Both the Hungarian court of first instance and the court of appeal ruled in the consumers’ favour. The Supreme Court (Kúria) then brought the case before the Court of Justice of the European Union to weigh preliminary questions on whether it was even possible to judge these terms of the loan agreement as unfair.

The Court of Justice considered the case in terms of Council Directive 93/13/EEC of 5 April 1993 on unfair terms in consumer contracts. The Directive states that consumers are not bound by unfair terms in contracts concluded with a seller of goods or provider of services. However, assessment of unfairness does not apply to terms defining (i) the main subject matter of the contract or (ii) the adequacy of the price and remuneration on the one hand, as against the services or goods supplied in exchange on the other, provided these terms are written in plain, intelligible language.

The Court of Justice therefore examined two issues:

1)      Whether the terms in question were terms defining the main subject matter of the contract or the adequacy of the price and remuneration on the one hand, as against the services or goods supplied in exchange on the other,

2)      Whether the terms were written in plain, intelligible language.

The Court of Justice came to the conclusion that these were not terms defining the adequacy of the price and remuneration on the one hand, as against the services or goods supplied in exchange on the other. In terms of the definition of the main subject matter of the contract, the court stated that the prohibition on determining the unfairness of terms relating to the main subject matter of the contract had to be interpreted restrictively and could only be applied to terms laying down the principal obligations of the contract, which characterised it as such. It is for the national courts to determine whether or not the contested terms constitute such an element of the contract.

If the national court were to conclude that the terms defined the main subject matter of the contract, the assessment of their unfairness would only be precluded if they were written in plain, intelligible language. In this context, the Court of Justice emphasised that this requirement was not limited to clarity and comprehensibility from a formal and purely grammatical aspect, but that the loan agreement must also transparently indicate the reason and manner in which foreign currency is converted. It is thus for the national court to determine whether, based on advertising and information provided by the bank during the negotiation of the loan agreement, a reasonably well-informed, reasonably observant and circumspect consumer could not only have learned there was a difference between the buying and selling exchange rate of the foreign currency, but also judge what impact the use of the selling exchange rate would have on determining loan instalments and the total costs of the loan.
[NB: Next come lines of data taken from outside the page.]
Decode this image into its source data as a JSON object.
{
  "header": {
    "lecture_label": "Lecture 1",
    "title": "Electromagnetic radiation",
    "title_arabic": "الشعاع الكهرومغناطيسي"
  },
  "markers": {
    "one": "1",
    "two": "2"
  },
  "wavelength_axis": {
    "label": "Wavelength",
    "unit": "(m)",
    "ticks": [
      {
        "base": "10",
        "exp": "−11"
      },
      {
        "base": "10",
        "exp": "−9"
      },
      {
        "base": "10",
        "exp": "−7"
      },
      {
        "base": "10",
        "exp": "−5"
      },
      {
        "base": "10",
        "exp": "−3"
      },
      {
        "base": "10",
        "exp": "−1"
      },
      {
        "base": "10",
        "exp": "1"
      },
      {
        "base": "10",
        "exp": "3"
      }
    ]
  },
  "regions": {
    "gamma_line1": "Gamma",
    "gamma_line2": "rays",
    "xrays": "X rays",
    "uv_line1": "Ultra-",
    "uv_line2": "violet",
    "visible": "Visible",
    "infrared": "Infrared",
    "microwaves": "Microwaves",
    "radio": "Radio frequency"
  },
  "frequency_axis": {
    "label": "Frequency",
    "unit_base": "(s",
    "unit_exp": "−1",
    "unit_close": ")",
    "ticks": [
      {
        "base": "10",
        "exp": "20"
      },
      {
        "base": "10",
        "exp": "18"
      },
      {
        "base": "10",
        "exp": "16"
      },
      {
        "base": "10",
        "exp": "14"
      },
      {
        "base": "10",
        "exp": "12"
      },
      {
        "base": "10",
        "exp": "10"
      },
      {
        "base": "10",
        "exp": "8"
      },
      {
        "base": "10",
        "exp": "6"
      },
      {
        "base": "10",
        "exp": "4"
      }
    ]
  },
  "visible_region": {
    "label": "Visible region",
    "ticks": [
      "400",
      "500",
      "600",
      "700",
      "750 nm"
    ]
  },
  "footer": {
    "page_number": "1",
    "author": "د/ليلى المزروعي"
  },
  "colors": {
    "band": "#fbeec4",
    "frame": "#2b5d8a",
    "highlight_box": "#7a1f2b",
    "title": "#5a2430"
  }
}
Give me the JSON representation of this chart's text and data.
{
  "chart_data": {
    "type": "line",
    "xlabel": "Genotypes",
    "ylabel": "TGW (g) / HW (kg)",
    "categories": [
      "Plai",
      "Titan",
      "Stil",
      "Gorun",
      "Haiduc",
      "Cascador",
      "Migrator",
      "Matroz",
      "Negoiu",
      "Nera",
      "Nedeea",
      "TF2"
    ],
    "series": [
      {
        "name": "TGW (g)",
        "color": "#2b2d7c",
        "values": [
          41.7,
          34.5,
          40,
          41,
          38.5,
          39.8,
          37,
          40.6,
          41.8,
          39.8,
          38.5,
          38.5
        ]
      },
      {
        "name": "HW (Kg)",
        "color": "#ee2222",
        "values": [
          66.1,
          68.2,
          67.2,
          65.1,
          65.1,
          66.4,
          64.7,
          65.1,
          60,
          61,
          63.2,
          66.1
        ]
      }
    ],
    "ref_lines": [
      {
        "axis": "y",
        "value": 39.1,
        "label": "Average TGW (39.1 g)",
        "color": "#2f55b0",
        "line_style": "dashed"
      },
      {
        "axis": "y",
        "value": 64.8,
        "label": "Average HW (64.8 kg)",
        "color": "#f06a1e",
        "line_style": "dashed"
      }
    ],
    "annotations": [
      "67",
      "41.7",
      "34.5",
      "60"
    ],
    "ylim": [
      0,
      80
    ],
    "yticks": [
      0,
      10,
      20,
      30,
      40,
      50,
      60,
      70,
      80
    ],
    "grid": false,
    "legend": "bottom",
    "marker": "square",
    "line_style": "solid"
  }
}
Based on the above findings by the Court of Justice, it can therefore be concluded that the terms in question will probably be interpreted by the national courts as terms governing the main subject matter of the contract, as they govern the consumers’ obligation to repay the loan and pay interest and other fees.

To assess the unfairness of these terms, it will be crucial to assess whether the consumer was duly acquainted with the difference between the selling and buying exchange rate of the foreign currency before concluding the contract, and whether they could have properly judged the consequences of using the different exchange rates for the provision of the loan and its repayment. If the consumer did not receive this information, it is highly probable that the court will consider such terms to be unfair, and in extreme cases may declare the entire loan agreement as invalid.

Therefore, if a lender is considering the provision of a loan denominated in a foreign currency and intends to use different exchange rates to determine the amount of the loan and its repayment, it should pay special attention to communication with the consumer, so that it can demonstrably show the consumer was clearly and comprehensibly informed of the implications that the use of the different exchange rates would have for the consumer’s loan. This can be achieved by providing written information that is signed by the consumer or information over the phone captured on a recording.